Следующие полчаса он выл, орал и ругался, срывая голос. Но парень, как выяснилось, хорошо знал, что делает. Так действуют те, кто привык перевязывать раны на поле боя: быстро, грубо и не особо заботясь о чувствах пациента. Но худо-бедно кровь была остановлена, а покалеченная нога оказалась в корявом, но прочном лубке, сооруженном из бывшей рубахи и двух палок.
– Так, – хмыкнул отрок, глядя на дело своих рук, – пока сойдет, а там пусть лекаря разбираются. Ты как, дед, не помер еще?
– Песья кровь! – прохрипел старик.
– Ну-ну! – хмыкнул отрок. Прикрыл ногу краем плаща, присел рядом, покосился в сторону лошадиного трупа, отвернулся к звенящей воде.
– Лошадь жалко.
– Жалко, – согласился Донат, – добрая была скотинка. Случайно поскользнулась. Не повезло.
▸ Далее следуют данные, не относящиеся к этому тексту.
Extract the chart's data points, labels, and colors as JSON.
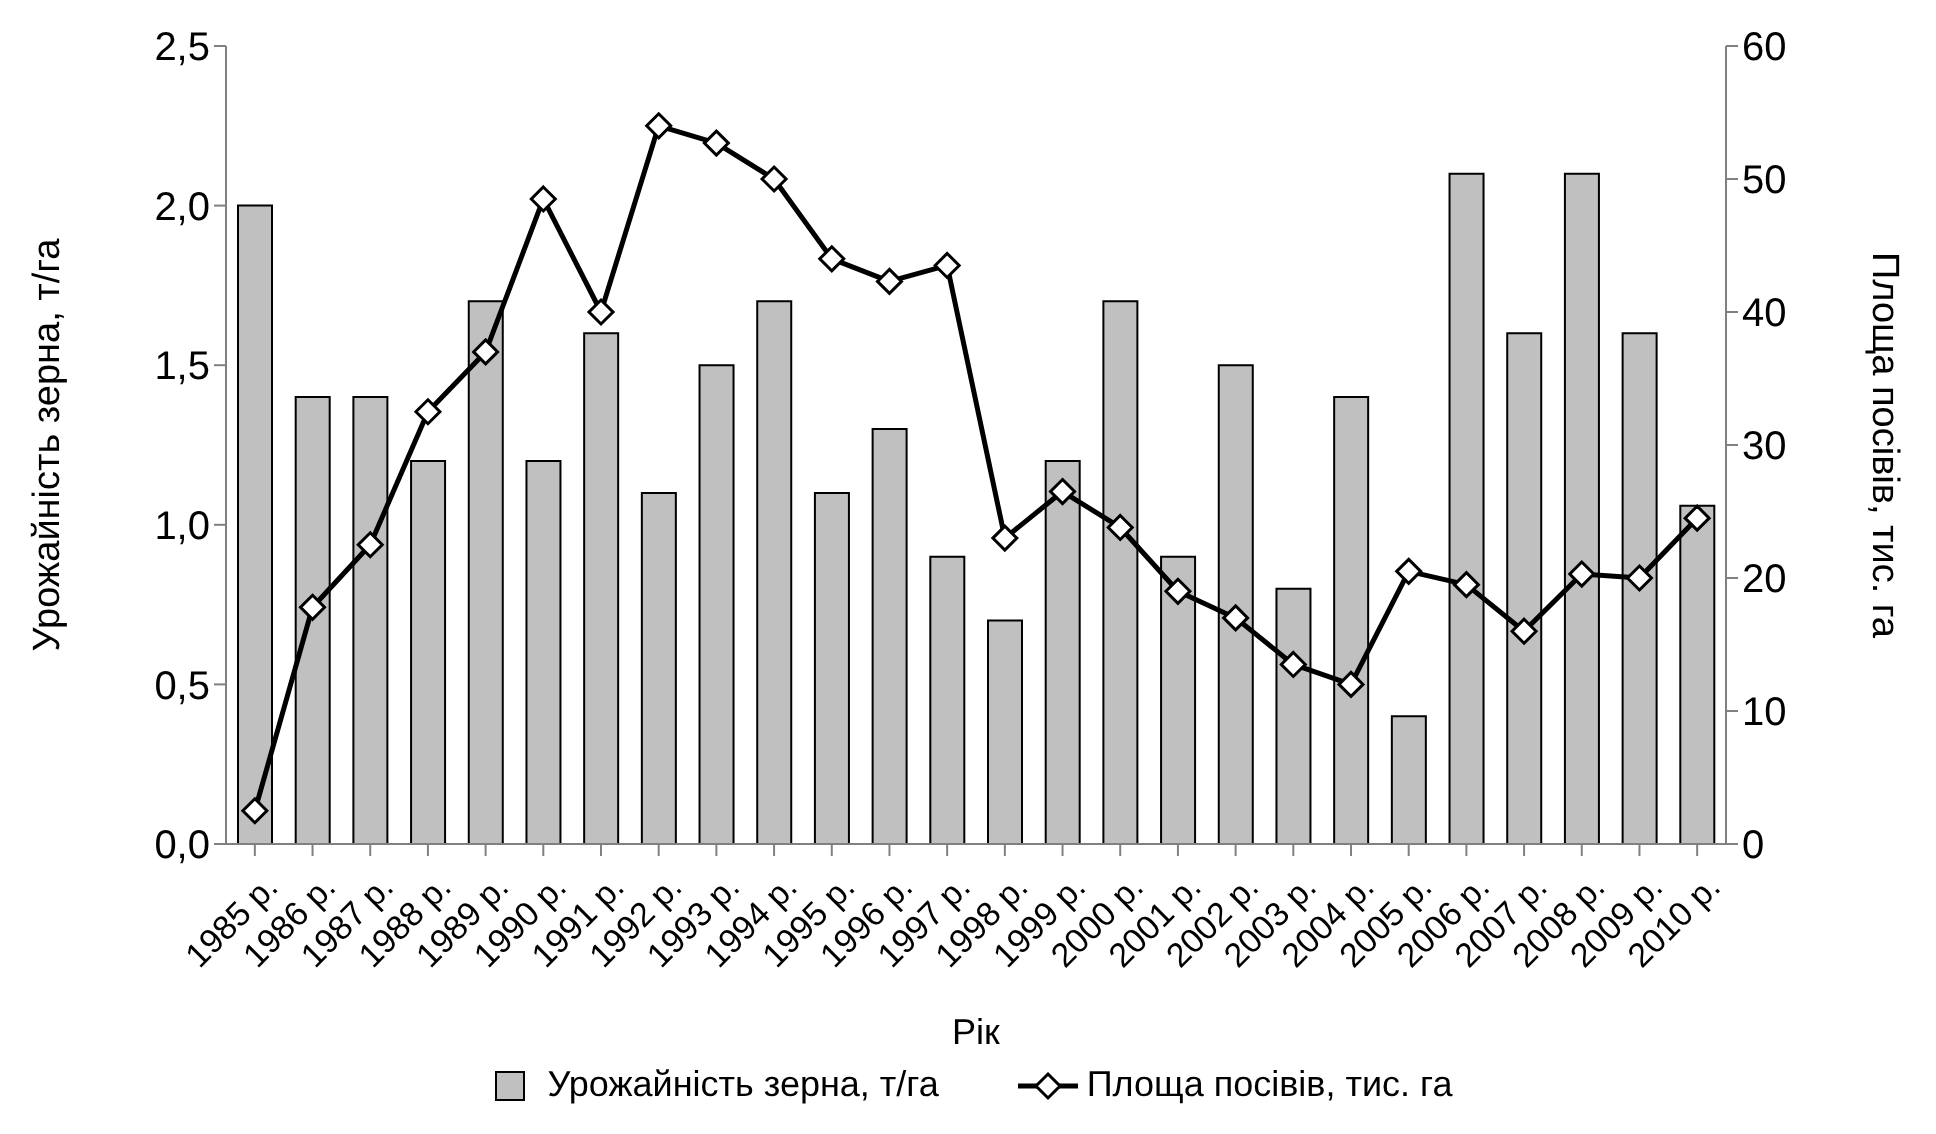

– Да, бывает, – вздохнул парень. Видимо, в жизни ему не везло часто и по-крупному.
– Теперь вот что, – озаботился он, – надо тебя наверх вытащить. У меня там конь. Довезу тебя до ближайшей деревни. Или уж сразу до города, как пойдет.
Боль мало-помалу отпускала. От костра тянуло теплом. В крови бродило полштофа хорошей, правильной браги. Снова шевелиться, вставать, ехать куда-то, трясясь на спине неизвестного коня, совсем не хотелось.
– Ловкий ты парень! – заметил Донат. – Так кому служишь-то?
– Никому. Сказал же, я сам по себе.
– Ко мне пойдешь?
– Не. Больно надо.
– Зря. Я бы из тебя человека сделал.
– Хы.
– Ладно. Потом поговорим. На коня твоего я не полезу. Худо мне. Все болит, и голова кружится.
– Понятно. Когда с лошади падал, ты, небось, еще и башкой треснулся.
– Поэтому поступим мы так… – Донат запустил пальцы под левый рукав, покряхтывая, стянул-скрутил с руки браслет. Побрякушка была старинная, свейской работы. Без камней, но редкого, белого золота, с узором, нанесенным грубыми насечками.
– На-ка, вот.
– Это че, награда?
– Ишь чего захотел! Родовая вещь. Тебе не по носу. И затаить не вздумай. Продать все равно не выйдет. Он один на свете такой. Награду после получишь. А сейчас бери и езжай на своем коне вниз по ручью, да забирай к морю, на северо-запад. Скоро услышишь, рога трубят. Охотнички мои где-то там, и шуму от них будет много. Покажешь цацку, скажешь, князь Донат в Студеный овраг сорвался, ногу повредил. Понял?
Похоже, не понял. Эвона как высокое имя действует. Вид у смышленого отрока сделался такой же остолбенелый, как у любого деревенского увальня.
– Это ты, что ли, князь? – медленно и недоверчиво переспросил он.